If you read my post titled “Our First Flight With the Kids” then you know that I left that flight having basically sworn off ever flying with them again. We parents make a lot of empty promises, don’t we?! (At some point I’ve already sworn off sugar, tv, and violent media of any kind—Disney included—for my kids. Those promises have all since died—a violent death I swore would never be allowed in my household.)
Fast forward 3 months later from that first flight and we hopped on a plane for our first family trip to (if you know me well then you already guessed) Disney World. But I vowed this time I would correct all my mistakes from that first flight. My baby had her own chair, as did my toddler, and I started researching ways to keep them seated and safe during the flight. The obvious choice was car seats. Bring it onboard and then use at our destination. But I was trying to avoid carrying them through the airport (even though we were using a rental car in Orlando). Plus, if your familiar with Disney, then you know they offer their own transportation system for some guests, for which a car seat is unnecessary, so no sense carrying it only for the flight.
Going along with the car seat theme though I wanted to find a way to keep them safely harnessed in their plane seat, protecting them from turbulence and my having to wrestle them to keep their seat belts on. My research led me to a device called a Cares harness. I used it on that first flight with both kids and used it on almost every flight after that. It’s such a unique and amazing travel device that I’m dedicating an entire post to it, and providing you with an easy link to purchase* here if you’re interested.
What ages is this good for?
- About 1-5 years old, 22-44 pounds.
How Does it Work?
- You strap it onto the back of the seat, pulling down the tray table of the person behind you in order to do so (once it’s set up you can put the table back).
- I’ve never, ever, had anyone seated behind me complain that I was moving their tray table. On the contrary, most times I’ve received curiosity about what I was doing, where they can purchase it, as well as commendations about the safety measures I was taking for my kids.
- Once it’s strapped onto the back of the seat, the airplane seat belt is looped through the harness lap belt across the child’s lap, and the top latch is secured across their chest. In this way it acts just like a car seat harness.

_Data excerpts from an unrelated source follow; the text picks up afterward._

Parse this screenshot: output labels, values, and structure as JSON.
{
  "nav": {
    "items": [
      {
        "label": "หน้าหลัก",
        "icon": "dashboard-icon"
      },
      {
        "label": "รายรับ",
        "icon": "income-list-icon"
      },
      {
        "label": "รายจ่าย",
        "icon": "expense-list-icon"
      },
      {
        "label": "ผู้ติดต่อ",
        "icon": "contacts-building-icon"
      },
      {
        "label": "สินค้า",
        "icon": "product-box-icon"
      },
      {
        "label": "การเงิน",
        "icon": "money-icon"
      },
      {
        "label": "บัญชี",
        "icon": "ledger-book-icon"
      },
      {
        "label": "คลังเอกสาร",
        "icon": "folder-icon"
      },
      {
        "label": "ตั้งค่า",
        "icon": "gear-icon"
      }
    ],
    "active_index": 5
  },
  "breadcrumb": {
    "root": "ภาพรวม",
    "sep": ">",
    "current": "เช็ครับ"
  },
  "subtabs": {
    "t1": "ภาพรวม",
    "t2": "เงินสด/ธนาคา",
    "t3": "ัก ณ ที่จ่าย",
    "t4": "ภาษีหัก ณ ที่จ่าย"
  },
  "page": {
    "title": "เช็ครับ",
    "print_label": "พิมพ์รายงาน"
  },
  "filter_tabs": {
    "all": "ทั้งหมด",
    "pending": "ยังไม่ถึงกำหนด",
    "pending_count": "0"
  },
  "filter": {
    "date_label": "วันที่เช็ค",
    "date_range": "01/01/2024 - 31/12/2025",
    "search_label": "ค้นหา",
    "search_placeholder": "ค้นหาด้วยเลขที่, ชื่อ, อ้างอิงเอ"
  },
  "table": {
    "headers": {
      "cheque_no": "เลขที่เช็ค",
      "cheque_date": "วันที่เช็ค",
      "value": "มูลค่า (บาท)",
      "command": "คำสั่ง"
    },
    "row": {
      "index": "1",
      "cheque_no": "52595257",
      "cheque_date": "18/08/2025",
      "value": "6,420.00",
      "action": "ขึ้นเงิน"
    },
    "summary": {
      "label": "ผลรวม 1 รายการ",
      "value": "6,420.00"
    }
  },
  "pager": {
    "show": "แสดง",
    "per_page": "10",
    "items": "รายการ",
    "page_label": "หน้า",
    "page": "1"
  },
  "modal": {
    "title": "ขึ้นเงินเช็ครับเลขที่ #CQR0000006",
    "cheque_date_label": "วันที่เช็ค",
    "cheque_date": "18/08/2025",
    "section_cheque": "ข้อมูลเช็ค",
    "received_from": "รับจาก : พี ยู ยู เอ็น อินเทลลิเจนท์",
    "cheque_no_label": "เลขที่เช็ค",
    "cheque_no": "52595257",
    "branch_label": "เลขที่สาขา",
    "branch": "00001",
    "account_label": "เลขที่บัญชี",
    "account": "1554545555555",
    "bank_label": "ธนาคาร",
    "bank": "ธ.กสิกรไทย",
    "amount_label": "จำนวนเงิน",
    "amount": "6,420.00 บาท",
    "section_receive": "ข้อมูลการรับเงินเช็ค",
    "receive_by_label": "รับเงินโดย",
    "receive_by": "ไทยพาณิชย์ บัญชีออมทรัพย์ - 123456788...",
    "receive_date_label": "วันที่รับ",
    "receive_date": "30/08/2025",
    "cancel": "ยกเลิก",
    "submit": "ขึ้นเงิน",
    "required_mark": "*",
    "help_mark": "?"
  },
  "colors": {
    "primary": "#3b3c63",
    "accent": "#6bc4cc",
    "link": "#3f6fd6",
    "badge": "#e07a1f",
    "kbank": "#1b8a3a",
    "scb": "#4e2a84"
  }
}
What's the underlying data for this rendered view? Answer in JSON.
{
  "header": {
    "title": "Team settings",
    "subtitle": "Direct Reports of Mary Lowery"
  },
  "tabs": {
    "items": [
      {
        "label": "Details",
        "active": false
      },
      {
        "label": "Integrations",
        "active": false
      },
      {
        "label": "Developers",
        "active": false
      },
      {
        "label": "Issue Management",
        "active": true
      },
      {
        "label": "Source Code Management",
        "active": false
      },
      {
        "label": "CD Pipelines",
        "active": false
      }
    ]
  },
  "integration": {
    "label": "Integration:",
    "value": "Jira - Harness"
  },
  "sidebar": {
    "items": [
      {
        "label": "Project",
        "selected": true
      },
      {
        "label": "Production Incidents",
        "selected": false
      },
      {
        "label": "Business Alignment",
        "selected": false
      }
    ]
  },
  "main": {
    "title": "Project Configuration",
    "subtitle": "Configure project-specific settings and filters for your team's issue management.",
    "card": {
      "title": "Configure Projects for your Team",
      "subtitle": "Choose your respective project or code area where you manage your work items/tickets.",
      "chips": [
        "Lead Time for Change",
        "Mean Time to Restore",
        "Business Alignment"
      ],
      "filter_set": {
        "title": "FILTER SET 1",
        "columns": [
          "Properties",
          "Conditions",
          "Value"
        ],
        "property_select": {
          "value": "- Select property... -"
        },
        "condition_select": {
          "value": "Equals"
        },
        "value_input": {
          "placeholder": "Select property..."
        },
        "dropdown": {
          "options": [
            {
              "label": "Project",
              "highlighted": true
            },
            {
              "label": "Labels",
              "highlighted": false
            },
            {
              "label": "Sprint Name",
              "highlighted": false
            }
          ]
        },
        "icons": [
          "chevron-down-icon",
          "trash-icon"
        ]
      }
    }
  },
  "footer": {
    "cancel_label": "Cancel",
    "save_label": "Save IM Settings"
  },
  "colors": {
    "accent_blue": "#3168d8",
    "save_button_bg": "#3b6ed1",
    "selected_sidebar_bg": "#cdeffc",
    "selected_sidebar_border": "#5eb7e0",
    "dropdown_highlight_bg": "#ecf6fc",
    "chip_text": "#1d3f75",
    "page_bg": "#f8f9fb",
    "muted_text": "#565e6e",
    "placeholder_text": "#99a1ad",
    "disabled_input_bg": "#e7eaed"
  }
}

- It’s safety is unbarred, making it the only FAA approved harness that can be used for kids onboard an aircraft. Most airline personnel always knew what I was doing when they saw me using it, and thus never questioned me about it.
- I love that during taxi, take-off, landing, and moments of turbulence my kids aren’t shifting or falling forward, as can happen with small kids on flights. Instead, just like in their car seat, they’re strapped to their chair snug and safe.
- It’s not heavy to carry, unlike a car seat, and doesn’t require difficult installation or much maneuvering to do so. The entire installation process literally takes 1-2 minutes, tops. And the entire thing is basically a strap, think a duffel bag strap, inside of a small bag. I’m able to fit it inside my purse, which I’ve done before.
What I Don’t Like:
- The harness isn’t a true 5 point harness, as with a car-seat belt, so it doesn’t have a crotch strap. This means that on leather bound airplane seats a small child could slide down a bit. To prevent this I suggest two things:
- The older and heavier the child the better so they can weigh themselves down. Obviously this also has to do with developmental level, so this should only be used with babies above 1 year of age who are able to sit properly.
- Roll a small blanket, pillow, bag, or towel on the seat the child is sitting on in front of them under their legs to prevent them from slipping a bit. Easy peasy.
Most importantly it is worth noting that the Cares harness is only approved to be used during air travel and not during car travel.
I have never traveled with a child younger than 4 without this device and never plan on doing so. It keeps them safe, seated, and it’s familiar to them as they already recognize harness systems from their car seats. It’s also stopped us from doing the ‘one-hand-on-chest-to-stop-them-falling’ maneuver during turbulence and landing. Now if only it could keep them entertained onboard too.